I woke up on April 5, 2016, with a horrible skin reaction. My whole face was swollen with hives which nearly forced both of my eyes shut. Urgent care healthcare officials diagnosed my condition as chronic urticaria (hives) because I had no reaction to any allergens tests.

I found out from a referred endocrinologist, a thyroid specialist, that I had hyperthyroidism caused by having Graves’ disease. These conditions have continued to shape my life in unexpected and problematic ways ever since.

Hyperthyroidism, according to Mayo Clinic, is the production of too much thyroxine hormone from the thyroid that increases metabolism. The symptoms include weight loss, rapid or irregular heartbeat, sweating, and an excessive amount of energy and insomnia.

Graves’ disease is an immune system disorder that overproduces thyroid hormones. With Graves’ disease, there are complications that come into effect such as pregnancies which include miscarriage, preterm birth, fetal thyroid dysfunction, poor fetal growth, maternal heart failure and preeclampsia, heart disorders and having brittle bones.

I never expected my conditions to have such a negative impact on my life. I feel as if my whole life has plummeted. The symptoms that came along discouraged who I use to be as a student and a woman.

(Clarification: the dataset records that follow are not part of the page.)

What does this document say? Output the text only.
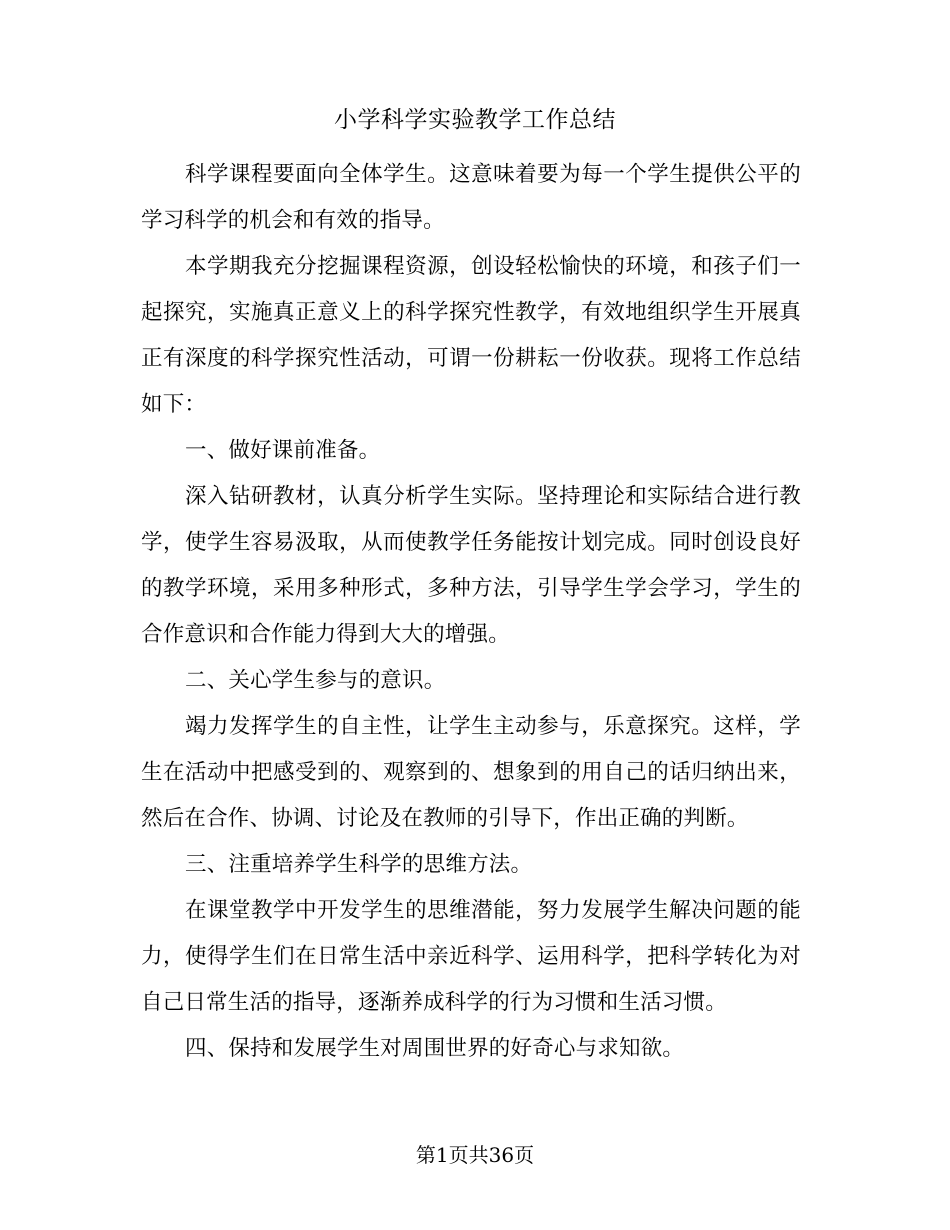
小学科学实验教学工作总结

科学课程要面向全体学生。这意味着要为每一个学生提供公平的学习科学的机会和有效的指导。

本学期我充分挖掘课程资源，创设轻松愉快的环境，和孩子们一起探究，实施真正意义上的科学探究性教学，有效地组织学生开展真正有深度的科学探究性活动，可谓一份耕耘一份收获。现将工作总结如下：

一、做好课前准备。

深入钻研教材，认真分析学生实际。坚持理论和实际结合进行教学，使学生容易汲取，从而使教学任务能按计划完成。同时创设良好的教学环境，采用多种形式，多种方法，引导学生学会学习，学生的合作意识和合作能力得到大大的增强。

二、关心学生参与的意识。

竭力发挥学生的自主性，让学生主动参与，乐意探究。这样，学生在活动中把感受到的、观察到的、想象到的用自己的话归纳出来，然后在合作、协调、讨论及在教师的引导下，作出正确的判断。

三、注重培养学生科学的思维方法。

在课堂教学中开发学生的思维潜能，努力发展学生解决问题的能力，使得学生们在日常生活中亲近科学、运用科学，把科学转化为对自己日常生活的指导，逐渐养成科学的行为习惯和生活习惯。

四、保持和发展学生对周围世界的好奇心与求知欲。

第1页共36页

My endocrinologist prescribed me Methimazole to level out my thyroid levels but there came some side effects. According to my endocrinologist, the side effects include nausea, vomiting, headaches, drowsiness, dizziness, pains in my muscles, joints and nerves and weight gain.

Even though I have already seen two endocrinologists, yet I still don’t know if my condition will be with me forever. I worry every day that I have been restrained from becoming the person I want to be because of the fear my conditions will last forever.

As a freshman at CSUEB I wasn’t ever worried about things that I ate, my daily workout routines, or my three to five-hour sleeping schedule. To me, all of these things seemed positive and normal. I was always active because I was filled with such intense energy.

I noticed within two weeks of taking the medication it only made matters worse for my day-to-day basis. I was now sleeping six to eight hours a night and was taking multiple naps throughout the day. I gained five pounds which were oddly impossible to burn off. Whenever I went to workout my joints were too much in pain, and it was hard for me to lift weights or run the indoor track at the RAW.

Walking around campus became a burden. today I am still too embarrassed to walk around campus because I’m afraid my hips may give out and cause me to fall. I am afraid that students will look at me weird because I am panting while walking since my heart beat is more rapid.

Which is why whenever it comes to scheduling classes I do my best to make sure it is in the same building or close by. Even then for my first class of the day, I am sometimes late because I take my time with to minimize my hips strain. My whole right leg aches, and I have to prevent my heart from beating fast to avoid sweating.

Since my symptoms have taken a huge toll on the excessive workouts I use to do. It also majorly affected my height and weight. I weighed 130 lbs when I first started to take the medication and presently I weigh 184 lbs. It doesn’t help that I actually shrunk half an inch, as well.

Despite the symptoms, things have gotten a little better though since I was first diagnosed. Today, my thyroid stimulating hormone (TSH) level is now at 0.50 within the standard range. Which means I now have my hyperthyroidism under control.

However, the only thing that has not improved is my thyroid-stimulating immunoglobulin (TSI) level or Graves’ disease. When I first got tested my level was at 251 which is over the standard range. Unfortunately, still today I am over the standard range, my level is at 313.

I was under the impression that the medication could cure both Graves’ disease and hyperthyroidism. I did not understand that the medication would only help with my TSH level. My hyperthyroidism will only go away when I am cured of Graves’ disease.

The treatment plan to cure my Graves’ disease is to do radioactive iodine therapy that slowly shrinks the thyroid to eliminate a portion or all of the thyroid within five to seven days after the procedure. The other treatment plan is to have surgery to completely remove my thyroid.

I feel comfortable to share my story because I know now I am not alone. Last month Wendy Williams, host of “The Wendy Williams Show,” announced that she is taking a leave of absence from her show because of her Graves’ disease and hyperthyroidism. I found out through American Thyroid Association that thyroid disease affects about 20 million Americans and Graves’ disease affects one percent of Americans. Of that one percent, according to Mayo Clinic, it’s more common for women before the age of 40 to have Graves’ disease.

Speak to your primary doctor about thyroid disease whether you are male or female. It is always better to be cautious because according to American Thyroid Association, about 60 percent of the 20 million Americans are unaware of their disease.